Another area of transatlantic disagreement -- Iran -- surfaced again Friday, during a four-way meeting in Paris among European heads of state. French and German leaders endorsed Russian plans to build a nuclear reactor plant in southern Iran, which Washington opposes.

With general elections expected in May, British Prime Minister Tony Blair is fighting slumping popularity polls, largely because of Iraq. "Blair was once Labor's election winner. Now he seems to be their election loser," said Whitman.

Nor is Blair the only European leader paying a big price for his allegiance to Bush and to the Iraq conflict. Italian Prime Minister Silvio Berlusconi announced he would consider withdrawing Italian troops from the U.S. -led coalition -- a move other European leaders already have undertaken.

Berlusconi had ignored public antiwar sentiment in sending Italian forces to Iraq. But the unintentional killing of an Italian intelligence agent by U.S. forces in Iraq caused an outpouring of popular outrage. Like Blair, Berlusconi also faces national elections next year.

One of Bush's closest European allies -- Spain's Prime Minister Jose Maria Aznar -- was ousted from power last March, largely because of Madrid's involvement in the war.

"The majority of Spaniards are still against the Bush administration," said Antonio Remiro, a political science professor at the Autonomous University of Madrid. But he added that relations between Washington and Spain's current Socialist government are improving.

Once-strong views on Iraq are fading across much of Europe, and leaders have picked up the Bush administration mantra of putting Iraq war differences behind. The two sides have closed ranks in opposing Syrian forces in Lebanon, and in coaxing recent advances in the Middle East peace process.

"I think we've begun a new chapter in U.S. relations with France and with the European Union," said a senior official at the U.S. Embassy in Paris, echoing the views of European diplomats.

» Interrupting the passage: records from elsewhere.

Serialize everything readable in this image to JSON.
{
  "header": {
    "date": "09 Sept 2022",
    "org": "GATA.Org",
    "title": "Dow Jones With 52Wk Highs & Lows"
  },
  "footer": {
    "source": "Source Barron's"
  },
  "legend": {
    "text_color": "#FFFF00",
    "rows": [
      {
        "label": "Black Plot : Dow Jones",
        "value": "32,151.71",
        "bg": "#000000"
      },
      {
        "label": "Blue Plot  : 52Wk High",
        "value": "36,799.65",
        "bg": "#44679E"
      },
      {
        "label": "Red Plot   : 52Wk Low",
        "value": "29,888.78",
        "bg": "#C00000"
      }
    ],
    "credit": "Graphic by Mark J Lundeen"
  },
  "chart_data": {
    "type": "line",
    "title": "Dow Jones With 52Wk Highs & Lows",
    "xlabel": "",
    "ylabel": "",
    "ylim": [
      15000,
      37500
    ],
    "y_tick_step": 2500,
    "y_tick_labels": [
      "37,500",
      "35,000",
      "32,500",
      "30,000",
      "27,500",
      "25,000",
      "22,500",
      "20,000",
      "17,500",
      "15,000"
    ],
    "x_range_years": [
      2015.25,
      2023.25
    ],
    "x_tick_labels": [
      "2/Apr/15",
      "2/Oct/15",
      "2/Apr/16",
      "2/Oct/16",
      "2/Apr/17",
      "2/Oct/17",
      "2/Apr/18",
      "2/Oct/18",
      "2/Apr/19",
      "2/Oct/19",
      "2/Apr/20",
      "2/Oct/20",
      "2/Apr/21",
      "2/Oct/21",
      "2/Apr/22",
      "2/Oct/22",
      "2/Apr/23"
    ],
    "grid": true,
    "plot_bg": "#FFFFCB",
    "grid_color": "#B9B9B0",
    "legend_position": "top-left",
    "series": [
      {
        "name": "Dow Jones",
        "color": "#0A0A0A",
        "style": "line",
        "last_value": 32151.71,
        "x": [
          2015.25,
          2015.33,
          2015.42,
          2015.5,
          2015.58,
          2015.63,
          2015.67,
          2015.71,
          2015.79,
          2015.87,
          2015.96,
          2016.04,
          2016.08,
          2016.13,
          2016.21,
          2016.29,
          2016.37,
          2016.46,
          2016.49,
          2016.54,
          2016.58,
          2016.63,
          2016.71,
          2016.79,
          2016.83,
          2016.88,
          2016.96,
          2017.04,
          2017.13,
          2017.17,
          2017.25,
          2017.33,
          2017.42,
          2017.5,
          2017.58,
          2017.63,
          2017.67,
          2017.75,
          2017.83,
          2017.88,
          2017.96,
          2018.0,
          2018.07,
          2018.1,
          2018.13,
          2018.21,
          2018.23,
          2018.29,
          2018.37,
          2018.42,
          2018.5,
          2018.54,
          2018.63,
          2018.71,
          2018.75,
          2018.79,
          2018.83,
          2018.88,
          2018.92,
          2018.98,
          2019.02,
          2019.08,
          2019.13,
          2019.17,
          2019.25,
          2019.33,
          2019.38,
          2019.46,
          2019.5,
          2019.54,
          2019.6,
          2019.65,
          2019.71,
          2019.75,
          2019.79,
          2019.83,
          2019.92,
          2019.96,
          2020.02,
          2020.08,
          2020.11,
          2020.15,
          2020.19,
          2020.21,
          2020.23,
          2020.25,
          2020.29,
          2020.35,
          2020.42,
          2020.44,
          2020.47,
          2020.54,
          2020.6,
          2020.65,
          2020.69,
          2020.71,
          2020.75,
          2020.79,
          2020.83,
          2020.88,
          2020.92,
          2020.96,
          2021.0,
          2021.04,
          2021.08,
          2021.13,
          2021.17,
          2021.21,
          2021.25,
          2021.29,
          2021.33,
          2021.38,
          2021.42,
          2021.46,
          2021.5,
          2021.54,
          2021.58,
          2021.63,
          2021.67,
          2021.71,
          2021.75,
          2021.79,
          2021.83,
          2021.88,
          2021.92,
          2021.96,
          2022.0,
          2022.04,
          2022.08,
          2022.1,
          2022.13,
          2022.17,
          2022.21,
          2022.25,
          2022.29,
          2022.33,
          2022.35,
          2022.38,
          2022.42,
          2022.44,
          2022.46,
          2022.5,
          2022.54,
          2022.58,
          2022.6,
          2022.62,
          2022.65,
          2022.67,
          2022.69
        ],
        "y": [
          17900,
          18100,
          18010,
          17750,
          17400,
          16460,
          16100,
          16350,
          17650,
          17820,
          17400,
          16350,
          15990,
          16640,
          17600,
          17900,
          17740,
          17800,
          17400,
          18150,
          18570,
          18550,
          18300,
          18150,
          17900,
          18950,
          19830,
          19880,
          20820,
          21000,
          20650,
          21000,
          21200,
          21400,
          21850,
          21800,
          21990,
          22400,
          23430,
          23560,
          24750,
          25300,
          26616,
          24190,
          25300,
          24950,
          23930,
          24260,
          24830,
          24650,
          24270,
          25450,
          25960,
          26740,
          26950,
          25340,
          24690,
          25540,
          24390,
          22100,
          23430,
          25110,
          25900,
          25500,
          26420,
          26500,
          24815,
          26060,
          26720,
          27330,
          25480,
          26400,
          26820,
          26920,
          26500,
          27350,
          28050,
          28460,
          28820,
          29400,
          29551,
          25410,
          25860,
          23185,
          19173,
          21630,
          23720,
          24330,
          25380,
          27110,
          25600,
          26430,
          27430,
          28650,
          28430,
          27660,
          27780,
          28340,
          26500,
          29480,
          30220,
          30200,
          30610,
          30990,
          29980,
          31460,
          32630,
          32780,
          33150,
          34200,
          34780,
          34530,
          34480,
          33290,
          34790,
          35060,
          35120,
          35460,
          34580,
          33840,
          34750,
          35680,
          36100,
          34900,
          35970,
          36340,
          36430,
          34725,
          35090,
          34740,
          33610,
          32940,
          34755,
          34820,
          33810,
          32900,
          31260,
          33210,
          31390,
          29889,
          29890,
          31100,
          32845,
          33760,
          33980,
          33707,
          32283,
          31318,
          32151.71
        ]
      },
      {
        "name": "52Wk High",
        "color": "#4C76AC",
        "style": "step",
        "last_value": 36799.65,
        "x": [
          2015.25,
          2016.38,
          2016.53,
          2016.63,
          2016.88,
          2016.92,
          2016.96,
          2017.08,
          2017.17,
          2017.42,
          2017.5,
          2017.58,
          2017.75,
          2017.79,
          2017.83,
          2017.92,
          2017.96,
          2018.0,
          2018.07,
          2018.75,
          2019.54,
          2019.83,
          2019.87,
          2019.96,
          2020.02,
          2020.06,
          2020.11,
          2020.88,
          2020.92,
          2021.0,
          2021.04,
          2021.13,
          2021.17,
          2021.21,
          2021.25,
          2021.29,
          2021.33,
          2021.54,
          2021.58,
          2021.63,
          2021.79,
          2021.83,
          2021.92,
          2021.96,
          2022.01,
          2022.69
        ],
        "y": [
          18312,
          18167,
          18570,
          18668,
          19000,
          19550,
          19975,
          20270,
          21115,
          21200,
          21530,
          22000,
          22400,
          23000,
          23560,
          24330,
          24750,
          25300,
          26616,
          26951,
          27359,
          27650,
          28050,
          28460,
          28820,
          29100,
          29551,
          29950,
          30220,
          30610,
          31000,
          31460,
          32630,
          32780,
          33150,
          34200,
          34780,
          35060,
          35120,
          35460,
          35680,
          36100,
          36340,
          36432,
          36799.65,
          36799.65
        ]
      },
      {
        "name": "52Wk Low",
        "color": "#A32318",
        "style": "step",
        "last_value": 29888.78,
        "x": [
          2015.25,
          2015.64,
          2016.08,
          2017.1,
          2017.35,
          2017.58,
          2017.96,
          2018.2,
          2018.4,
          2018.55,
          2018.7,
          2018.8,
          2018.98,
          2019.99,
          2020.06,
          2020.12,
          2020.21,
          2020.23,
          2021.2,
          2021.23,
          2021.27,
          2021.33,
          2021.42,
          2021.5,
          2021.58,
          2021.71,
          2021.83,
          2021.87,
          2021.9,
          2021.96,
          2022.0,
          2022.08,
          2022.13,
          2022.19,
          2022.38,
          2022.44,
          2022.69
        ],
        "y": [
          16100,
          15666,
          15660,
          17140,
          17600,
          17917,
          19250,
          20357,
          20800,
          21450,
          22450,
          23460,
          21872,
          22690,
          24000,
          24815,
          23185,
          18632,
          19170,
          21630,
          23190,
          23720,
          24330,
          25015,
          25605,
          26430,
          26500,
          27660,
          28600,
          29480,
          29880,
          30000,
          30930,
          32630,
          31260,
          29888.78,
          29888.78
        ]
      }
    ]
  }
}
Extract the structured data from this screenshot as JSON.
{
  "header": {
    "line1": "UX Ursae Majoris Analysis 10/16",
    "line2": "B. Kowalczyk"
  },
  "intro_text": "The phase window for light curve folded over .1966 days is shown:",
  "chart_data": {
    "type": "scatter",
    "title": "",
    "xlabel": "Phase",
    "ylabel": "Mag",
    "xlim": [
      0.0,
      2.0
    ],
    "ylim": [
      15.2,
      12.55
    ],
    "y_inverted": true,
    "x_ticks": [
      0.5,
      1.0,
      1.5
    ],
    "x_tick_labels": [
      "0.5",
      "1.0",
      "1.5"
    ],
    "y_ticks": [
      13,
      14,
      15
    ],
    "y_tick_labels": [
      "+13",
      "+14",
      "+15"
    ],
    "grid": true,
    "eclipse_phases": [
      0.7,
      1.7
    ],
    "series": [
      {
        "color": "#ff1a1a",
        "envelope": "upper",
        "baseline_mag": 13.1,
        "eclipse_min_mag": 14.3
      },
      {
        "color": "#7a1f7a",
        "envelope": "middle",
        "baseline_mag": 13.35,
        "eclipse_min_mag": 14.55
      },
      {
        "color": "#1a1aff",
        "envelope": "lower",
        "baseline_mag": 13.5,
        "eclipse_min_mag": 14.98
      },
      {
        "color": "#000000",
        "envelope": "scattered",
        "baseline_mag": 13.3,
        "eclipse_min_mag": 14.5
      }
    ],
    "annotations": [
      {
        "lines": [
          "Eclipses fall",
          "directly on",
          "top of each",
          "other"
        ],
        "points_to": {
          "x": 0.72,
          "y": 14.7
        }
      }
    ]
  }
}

The European Union, bitterly divided over the war, is also coming together on Iraq's reconstruction. While refusing to join NATO training missions inside Iraq, France, Germany and Spain all have offered to train Iraqi security forces outside the country.

The EU plans to open a Baghdad office to coordinate the training of hundreds of Iraqi judges, prosecutors and prison guards. And Europeans are now discussing hosting an international conference on Iraq this year to coordinate reconstruction efforts.

"Iraq is behind us," said Guillaume Parmentier, director of U.S. studies at the French Institute for International Relations, in Paris. "Because now the deed is done, and we all have to live with it.

"The Americans have to live with the fact it's much harder than they thought. And the Europeans have to live with the fact it has to be handled, and cannot collapse. Because if it collapses, it will endanger our security."
Posted by:Dan Darling

#3  It's not behind us. The shit storm is just starting from the American side. Americans owe many French, Germans, et. al. many buckets full of hate. Fight or live on your knees with your muslim minorities pending majorities. But never expect any help ever again.
Posted by: ed   2005-03-22 12:06:32 AM  

#2  Euros starting to come around?

Who knows, some more bitch slapping and they may wake up one day....
Posted by: Sobiesky   2005-03-21 10:30:37 PM  

#1  " 'I think we’ve begun a new chapter in U.S. relations with France and with the European Union,' said a senior official at the U.S. Embassy in Paris..."
Yes, four more years of Bush without the niceties of a re-election campaign to inhibit him. Pass the popcorn.